The record for the fastest mile run by a person has been decreasing over time. Back around 1850, when record times were first recorded, the fastest mile time recorded was about 5 minutes. By around 1950, the fastest mile time recorded was about 4 minutes.
Note: Assume that the fastest mile time (run by a person) has been decreasing linearly over time since 1850.
1. Find the function R(t) that models the (assumed) linear decrease in the fastest timed mile records over time t, where t = 0 corresponds to 1850.
2. Use your function R(t), showing all work, to predict the following:
a. The record for the fastest mile run in the year 2000
b. The year in which a mile will be run in 3 minutes
c. The year in which a mile will be run in 2 minutes
d. The year in which a mile will be run in 1 minute
e. The year in which a mile will be run in 0 minutes
3. Explain the limitations of your model.
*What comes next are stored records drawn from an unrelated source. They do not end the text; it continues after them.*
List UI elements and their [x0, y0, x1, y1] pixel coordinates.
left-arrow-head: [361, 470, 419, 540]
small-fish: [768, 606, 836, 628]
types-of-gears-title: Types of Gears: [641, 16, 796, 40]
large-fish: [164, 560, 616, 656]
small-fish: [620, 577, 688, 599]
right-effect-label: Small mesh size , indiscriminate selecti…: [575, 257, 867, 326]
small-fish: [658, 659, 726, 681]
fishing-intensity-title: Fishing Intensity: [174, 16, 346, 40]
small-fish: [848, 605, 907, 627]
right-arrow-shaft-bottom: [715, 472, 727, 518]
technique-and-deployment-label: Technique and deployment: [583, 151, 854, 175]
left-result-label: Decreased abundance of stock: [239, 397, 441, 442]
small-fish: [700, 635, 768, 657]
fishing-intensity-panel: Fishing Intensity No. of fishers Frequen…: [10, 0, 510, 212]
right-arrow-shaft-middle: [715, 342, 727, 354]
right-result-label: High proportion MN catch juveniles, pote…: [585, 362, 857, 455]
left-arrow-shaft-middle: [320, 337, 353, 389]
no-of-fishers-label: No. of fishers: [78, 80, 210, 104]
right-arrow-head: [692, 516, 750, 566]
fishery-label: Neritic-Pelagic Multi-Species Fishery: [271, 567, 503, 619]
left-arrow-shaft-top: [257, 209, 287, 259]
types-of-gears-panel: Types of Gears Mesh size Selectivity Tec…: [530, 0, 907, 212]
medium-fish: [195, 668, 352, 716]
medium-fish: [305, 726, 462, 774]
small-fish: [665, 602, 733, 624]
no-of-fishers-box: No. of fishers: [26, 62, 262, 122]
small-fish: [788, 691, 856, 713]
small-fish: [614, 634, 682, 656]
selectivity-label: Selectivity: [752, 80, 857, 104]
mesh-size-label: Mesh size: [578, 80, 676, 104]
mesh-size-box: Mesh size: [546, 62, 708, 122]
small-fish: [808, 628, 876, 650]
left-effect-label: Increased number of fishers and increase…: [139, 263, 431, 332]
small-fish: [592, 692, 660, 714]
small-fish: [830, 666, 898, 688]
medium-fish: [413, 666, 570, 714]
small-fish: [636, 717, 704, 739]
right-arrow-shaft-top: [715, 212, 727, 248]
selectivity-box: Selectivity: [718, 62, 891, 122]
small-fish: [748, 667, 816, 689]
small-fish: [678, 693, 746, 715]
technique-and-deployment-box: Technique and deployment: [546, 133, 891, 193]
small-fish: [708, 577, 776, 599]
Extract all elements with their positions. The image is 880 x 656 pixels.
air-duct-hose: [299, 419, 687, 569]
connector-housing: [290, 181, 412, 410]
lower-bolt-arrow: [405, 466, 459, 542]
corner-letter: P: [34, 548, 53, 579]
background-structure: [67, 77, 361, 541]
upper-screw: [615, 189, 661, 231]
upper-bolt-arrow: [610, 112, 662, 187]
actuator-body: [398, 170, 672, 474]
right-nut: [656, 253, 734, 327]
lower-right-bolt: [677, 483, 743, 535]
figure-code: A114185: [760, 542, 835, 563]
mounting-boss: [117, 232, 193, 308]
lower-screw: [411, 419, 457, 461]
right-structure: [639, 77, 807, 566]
B. An object is launched straight up into the air. Its height in feet, or h, after t seconds is given by the equation h = -16t2 + 48t + 10.
1. Determine how much time (in seconds) has elapsed from the time of launch to the time the object hits the ground.
a. Show all work.
2. Determine how much time has elapsed when the object is 30 feet above the ground.
a. Show all work.
3. Determine the maximum height reached by the projectile.
a. Show all work.
4. Determine the projectile's distance from the ground at the instant that the projectile is fired.
a. Show all work.